Vous qui avez sacrifié la distraction aux études, qui avez sué sang et eau pour intégrer de prestigieux laboratoires, vous avez peut-être un vague espoir que le public vous sera
reconnaissant du travail accompli. Pas du tout ! La concurrence des bateleurs médiatiques, vous ne l'aviez pas nécessairement prévue.
Ils sont là pour faire de l'audience. S'il fallait, en plus, qu'ils fassent preuve de déontologie ...
Nos contemporains ne sont pas mieux traités que leurs ancêtres. Une surabondance d'informations peut leur en donner l'illusion mais l'émotion est toujours plus sollicitée que
la raison.
Autrefois, quand une épidémie survenait, pour ne pas mettre en cause l'hygiène publique dont ils étaient responsables, les édiles accusaient un bouc émissaire : juifs,
étrangers, nomades ...
Aujourd'hui, cet archaïsme est passé de mode. Grâce au commerce international, les microbes circulent avec les produits sans avoir besoin d'un hôte humain. Il est très facile
d'accuser une marchandise, elle ne risque pas de protester. Le véritable "cafouillage" qui vient de survenir en Allemagne est un vrai cas d'école.
Des gens sont contaminés, certains gravement, par un escherichia coli. Ce microbe fécal est un marqueur de la présence humaine et animale. Là où il est présent, faute d'une hygiène rigoureuse, il
contamine tout ce qui est manipulé, en particulier, tous les aliments.

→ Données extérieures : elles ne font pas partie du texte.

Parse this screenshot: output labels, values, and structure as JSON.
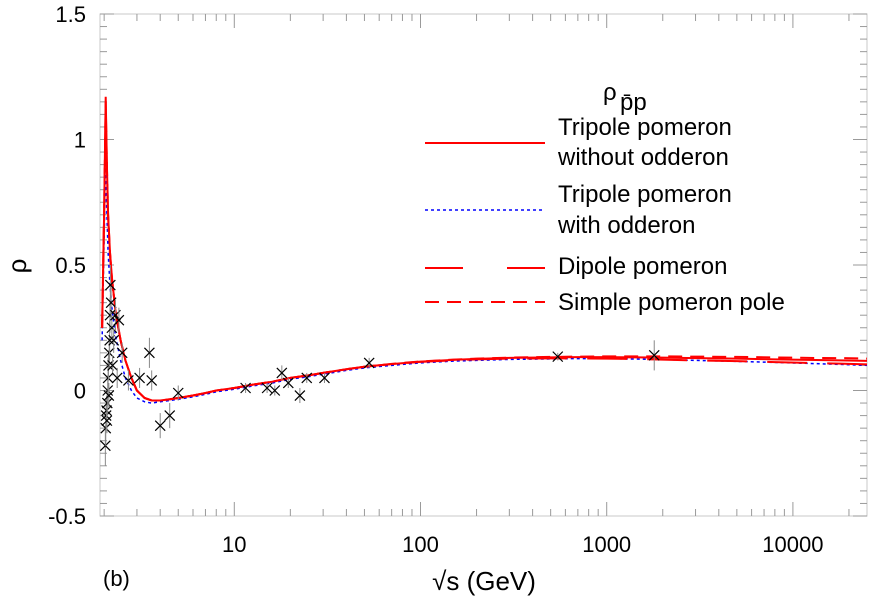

Les médias veulent leur dose d'informations ; on en livre immédiatement sans avoir pris le temps d'une enquête. Des concombres contaminés ont été trouvés. L'annonce tombe,
foudroyante : le "responsable est un concombre espagnol". Le résultat ne se fait pas attendre : les concombres espagnols ne se vendent plus, bientôt suivis des tomates, des salades et de tous les
fruits et légumes de toutes provenances.
Catastrophe dans le monde agricole qui n'en avait pas besoin, incidents diplomatiques. Après quelques jours, on reconnaît piteusement l'innocence des légumes mais la méfiance se
renforce, à qui se fier ? Des bruits courent, terrorisme, guerre bactériologique ? Des heures d'émission radio et télé pour répéter qu'on ne sait rien, que c'est très grave...
mais qu'il ne faut pas s'inquiéter. Le public est saturé de verbiage il n'apprend rien d'utile.
Quelles sont les propriétés de cette famille de bactéries, quelles mesures faut-il prendre pour limiter la contamination ? Voilà les seules questions
d'importance mais elles n'ont pas cours. La vulgarisation utile n'existe pas, le citoyen se croit autonome et responsable mais il n'est plus qu'un consommateur de santé.